An astonishing concept has entered mainstream cosmological thought: it deserves to be more widely known. Physical reality could be hugely more extensive than the patch of space and time traditionally called "the universe." Our cosmic environment could be richly textured, but on scales so vast that our astronomical purview is restricted to a tiny fraction: we’re not aware of the "grand design," any more than a plancton whose "universe" was a spoonful of water would be aware of the world’s topography and biosphere. We may inhabit a "multiverse."
However powerful our telescopes are, our vision is bounded by a horizon: a shell around us, delineating the distance light can have travelled since the big bang. But this shell has no more physical significance than the circle that delineates your horizon if you're in the middle of the ocean.

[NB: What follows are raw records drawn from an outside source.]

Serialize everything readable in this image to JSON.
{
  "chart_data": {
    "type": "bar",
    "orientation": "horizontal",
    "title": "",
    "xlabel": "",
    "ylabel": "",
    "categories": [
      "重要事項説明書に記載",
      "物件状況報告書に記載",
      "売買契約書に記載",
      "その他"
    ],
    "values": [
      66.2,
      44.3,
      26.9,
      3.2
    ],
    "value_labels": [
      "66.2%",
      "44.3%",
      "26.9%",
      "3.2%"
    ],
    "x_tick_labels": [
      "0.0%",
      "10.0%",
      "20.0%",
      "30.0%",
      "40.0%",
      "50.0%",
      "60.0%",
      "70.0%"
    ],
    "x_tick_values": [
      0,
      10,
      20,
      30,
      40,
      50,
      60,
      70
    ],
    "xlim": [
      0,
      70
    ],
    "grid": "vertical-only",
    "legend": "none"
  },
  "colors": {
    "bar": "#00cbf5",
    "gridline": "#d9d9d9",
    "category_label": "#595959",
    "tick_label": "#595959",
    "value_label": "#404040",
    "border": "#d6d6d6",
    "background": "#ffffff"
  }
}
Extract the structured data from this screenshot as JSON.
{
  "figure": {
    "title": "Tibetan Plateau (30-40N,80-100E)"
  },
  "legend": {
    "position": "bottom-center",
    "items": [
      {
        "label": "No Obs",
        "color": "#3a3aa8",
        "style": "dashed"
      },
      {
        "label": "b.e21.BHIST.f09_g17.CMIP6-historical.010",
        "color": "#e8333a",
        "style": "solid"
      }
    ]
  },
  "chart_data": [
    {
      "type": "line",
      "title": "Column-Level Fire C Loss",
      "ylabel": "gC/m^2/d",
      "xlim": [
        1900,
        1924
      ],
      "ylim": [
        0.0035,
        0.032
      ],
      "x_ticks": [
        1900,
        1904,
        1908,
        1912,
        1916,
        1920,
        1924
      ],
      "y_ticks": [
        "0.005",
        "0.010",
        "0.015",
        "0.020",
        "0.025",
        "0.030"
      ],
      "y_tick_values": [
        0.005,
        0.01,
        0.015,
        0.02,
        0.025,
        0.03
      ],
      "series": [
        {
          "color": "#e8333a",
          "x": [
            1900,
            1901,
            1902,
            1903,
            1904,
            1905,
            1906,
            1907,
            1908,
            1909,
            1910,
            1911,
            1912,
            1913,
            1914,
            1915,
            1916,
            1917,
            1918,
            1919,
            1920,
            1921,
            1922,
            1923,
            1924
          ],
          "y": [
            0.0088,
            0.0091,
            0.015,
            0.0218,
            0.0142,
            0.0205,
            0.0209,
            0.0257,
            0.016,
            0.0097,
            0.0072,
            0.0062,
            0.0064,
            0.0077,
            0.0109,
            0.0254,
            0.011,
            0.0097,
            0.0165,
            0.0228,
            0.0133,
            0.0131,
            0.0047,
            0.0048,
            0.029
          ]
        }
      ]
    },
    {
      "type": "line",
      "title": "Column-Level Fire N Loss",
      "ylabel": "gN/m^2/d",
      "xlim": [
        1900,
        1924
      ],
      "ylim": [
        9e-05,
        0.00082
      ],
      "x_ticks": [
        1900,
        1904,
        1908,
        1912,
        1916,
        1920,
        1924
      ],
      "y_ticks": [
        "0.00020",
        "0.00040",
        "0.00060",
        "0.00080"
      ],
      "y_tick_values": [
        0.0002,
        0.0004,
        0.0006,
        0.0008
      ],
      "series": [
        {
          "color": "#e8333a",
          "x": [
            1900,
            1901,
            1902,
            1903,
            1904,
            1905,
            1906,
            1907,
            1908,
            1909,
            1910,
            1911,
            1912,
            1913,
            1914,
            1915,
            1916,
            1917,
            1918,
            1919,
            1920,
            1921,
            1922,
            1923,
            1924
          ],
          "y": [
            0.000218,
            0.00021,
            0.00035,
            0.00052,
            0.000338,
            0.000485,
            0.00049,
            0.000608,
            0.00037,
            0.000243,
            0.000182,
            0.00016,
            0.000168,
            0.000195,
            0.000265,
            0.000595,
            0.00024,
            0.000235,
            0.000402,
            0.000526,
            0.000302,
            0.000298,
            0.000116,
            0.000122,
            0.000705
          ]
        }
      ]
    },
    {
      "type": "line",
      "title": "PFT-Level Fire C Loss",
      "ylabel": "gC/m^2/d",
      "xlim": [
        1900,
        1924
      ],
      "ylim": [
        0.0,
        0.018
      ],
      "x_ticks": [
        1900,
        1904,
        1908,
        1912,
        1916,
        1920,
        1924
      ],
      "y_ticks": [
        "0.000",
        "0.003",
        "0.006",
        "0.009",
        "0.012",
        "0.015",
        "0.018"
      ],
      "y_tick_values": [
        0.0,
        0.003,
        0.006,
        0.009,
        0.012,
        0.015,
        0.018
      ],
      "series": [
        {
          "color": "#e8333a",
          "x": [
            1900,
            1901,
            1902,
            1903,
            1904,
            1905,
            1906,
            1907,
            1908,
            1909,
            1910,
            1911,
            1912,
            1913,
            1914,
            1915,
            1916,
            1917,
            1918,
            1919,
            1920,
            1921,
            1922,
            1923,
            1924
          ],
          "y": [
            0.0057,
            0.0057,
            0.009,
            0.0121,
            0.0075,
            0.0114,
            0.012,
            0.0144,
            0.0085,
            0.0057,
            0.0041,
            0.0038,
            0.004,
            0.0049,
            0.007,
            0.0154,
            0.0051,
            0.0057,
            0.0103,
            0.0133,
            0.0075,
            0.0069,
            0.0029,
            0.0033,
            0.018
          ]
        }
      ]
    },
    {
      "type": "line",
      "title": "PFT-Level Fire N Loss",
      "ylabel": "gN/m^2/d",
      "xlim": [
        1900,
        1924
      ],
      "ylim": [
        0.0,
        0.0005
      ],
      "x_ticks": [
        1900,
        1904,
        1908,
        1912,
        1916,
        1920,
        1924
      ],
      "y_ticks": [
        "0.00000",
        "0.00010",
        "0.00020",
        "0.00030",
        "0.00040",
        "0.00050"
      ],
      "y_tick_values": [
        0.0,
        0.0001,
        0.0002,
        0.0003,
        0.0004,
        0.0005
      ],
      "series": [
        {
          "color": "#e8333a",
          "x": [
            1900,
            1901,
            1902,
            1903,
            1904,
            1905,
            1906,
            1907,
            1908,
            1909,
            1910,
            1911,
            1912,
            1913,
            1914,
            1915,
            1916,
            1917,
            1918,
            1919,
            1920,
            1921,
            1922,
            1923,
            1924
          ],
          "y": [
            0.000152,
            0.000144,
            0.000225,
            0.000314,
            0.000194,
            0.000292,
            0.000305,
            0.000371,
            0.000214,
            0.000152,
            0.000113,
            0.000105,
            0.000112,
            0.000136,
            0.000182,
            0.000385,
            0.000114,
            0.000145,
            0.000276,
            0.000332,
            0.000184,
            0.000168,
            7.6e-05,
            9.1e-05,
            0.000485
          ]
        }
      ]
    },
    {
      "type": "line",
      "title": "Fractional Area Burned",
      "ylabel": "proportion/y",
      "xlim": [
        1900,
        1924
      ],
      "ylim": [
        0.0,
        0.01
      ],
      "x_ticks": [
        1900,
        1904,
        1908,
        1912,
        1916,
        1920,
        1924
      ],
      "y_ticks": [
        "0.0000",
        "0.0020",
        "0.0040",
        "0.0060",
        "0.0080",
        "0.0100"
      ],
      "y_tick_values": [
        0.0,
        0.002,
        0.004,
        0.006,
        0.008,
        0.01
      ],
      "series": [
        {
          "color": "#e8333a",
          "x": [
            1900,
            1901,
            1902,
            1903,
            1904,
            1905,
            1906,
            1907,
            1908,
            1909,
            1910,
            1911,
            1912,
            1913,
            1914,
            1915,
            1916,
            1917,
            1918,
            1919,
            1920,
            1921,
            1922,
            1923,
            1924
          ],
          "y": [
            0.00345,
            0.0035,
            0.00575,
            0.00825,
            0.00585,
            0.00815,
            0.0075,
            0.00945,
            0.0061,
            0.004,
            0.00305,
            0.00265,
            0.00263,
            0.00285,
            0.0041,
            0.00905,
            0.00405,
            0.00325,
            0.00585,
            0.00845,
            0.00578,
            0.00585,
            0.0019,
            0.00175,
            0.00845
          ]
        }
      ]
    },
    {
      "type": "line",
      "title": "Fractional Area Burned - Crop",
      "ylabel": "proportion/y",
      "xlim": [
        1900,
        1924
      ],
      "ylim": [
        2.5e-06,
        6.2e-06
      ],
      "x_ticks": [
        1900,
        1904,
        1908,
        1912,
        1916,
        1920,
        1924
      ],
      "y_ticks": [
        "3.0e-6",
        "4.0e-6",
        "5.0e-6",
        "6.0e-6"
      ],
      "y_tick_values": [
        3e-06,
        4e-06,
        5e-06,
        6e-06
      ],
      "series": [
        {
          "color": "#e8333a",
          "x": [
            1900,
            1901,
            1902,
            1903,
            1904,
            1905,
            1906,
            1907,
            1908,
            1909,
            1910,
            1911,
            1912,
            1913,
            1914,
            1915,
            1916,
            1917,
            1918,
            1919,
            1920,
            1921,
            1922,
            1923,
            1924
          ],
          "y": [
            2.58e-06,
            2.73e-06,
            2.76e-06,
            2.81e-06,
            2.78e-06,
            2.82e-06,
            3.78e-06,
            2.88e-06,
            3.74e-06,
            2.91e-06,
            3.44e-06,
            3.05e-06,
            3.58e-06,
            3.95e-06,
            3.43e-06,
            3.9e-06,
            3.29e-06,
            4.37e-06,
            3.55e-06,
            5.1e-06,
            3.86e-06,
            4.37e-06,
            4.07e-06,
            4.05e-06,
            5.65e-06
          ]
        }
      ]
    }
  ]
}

There are billions of galaxies within our horizon. But we expect far more galaxies lying beyond. We can’t tell just how many. If space stretched far enough, then all combinatorial possibilities would be repeated. Far beyond the horizon, we could all have avatars. And it may be some consolation that when we make a bad decision, there’s another one of us, far beyond our horizon, who has made a better one.
So the aftermath of "our" big bang could encompass a stupendous volume. But that’s not all. "Our" big bang could be just one island of space-time in an unbounded cosmic archipelago. A challenge for 21st-century physics is to answer two questions. First, are there many "big bangs" rather than just one? Second—and this is even more interesting—if there are many, are they all governed by the same physics? Or is there a huge number of different vacuum states—each the arena for different microphysics, and therefore offering differing propensities for spawning life?
If the answer to this latter question is "yes" there will still be overarching laws governing the multiverse—maybe a version of string theory. But what we’ve traditionally called the laws of nature will be just local bylaws. Even though it makes some physicists foam at the mouth, we then can’t avoid the A-word—“anthropic." Many domains could be still-born or sterile: the laws prevailing in them might not allow any kind of complexity. We therefore wouldn’t expect to find ourselves in a typical universe. Ours would belong to the unusual subset where there was a "lucky draw" of cosmic numbers conducive to the emergence of complexity and consciousness. Its seemingly designed or fine-tuned features wouldn't be surprising.
Some claim that unobservable entities aren’t part of science. But it’s hard to defend that hard-line view. For instance, (unless we are in some special central position and our universe has an "edge" just beyond the present horizon) there will be some galaxies lying beyond our horizon—and if the cosmic acceleration continues they will remain beyond forever. Not even the most conservative astronomer would deny that these never-observable galaxies (which, as I’ve already mentioned, could hugely outnumber those we can see) are part of physical reality. These galaxies are part of the aftermath of our own big bang. But why should they be accorded higher epistemological status than unobservable objects that are the aftermath of other big bangs? So it’s surely a genuine scientific question to ask whether there’s one big bang or many.
Fifty years ago we weren’t sure whether there was a big bang at all (Fred Hoyle and other "steady statesmen" still contested the idea). Now we can confidently describe cosmic history back to the ultra-dense first nanosecond. So in fifty more years, it’s not overoptimistic to hope that we may have a "unified" physical theory, corroborated by experiment and observation in the everyday world, that tells us what happened in the first trillionth of a trillionth of a trillionth of a second, when inflation is postulated to have occurred. If that theory predicts multiple big bangs we should take that prediction seriously even though it can’t be directly verified (just as we take seriously general relativity’s predictions for the unobservable insides of black holes, because the theory has survived many tests in domains we can observe).
Some physicists don’t like the multiverse: they’d be disappointed if some of the key numbers they are trying to explain turn out to be mere environmental contingencies governing our local space-time patch—no more truly "fundamental" than the parameters of the Earth’s orbit round the Sun. But that disappointment would surely be outweighed by the revelation that physical reality was grander and richer than hitherto envisioned. In any case our preferences are irrelevant to the way physical reality actually is—so we should surely be open-minded.
Indeed, there’s an intellectual and aesthetic upside. If we’re in a multiverse, it would imply a fourth and grandest Copernican revolution; we’ve had the Copernican revolution itself, then the realization that there are billions of planetary systems in our galaxy; then that there are billions of galaxies in our observable universe. But now that’s not all. The entire panorama that astronomers can observe could be a tiny part of the aftermath of "our" big bang, which is itself just one bang among a perhaps-infinite ensemble.
We may, by the end of this century, be able to say, with confidence, whether we live in a multiverse, and how much variety its constituent "universes" display. The answer to this question will determine how we should interpret the "bio friendly" universe in which we live.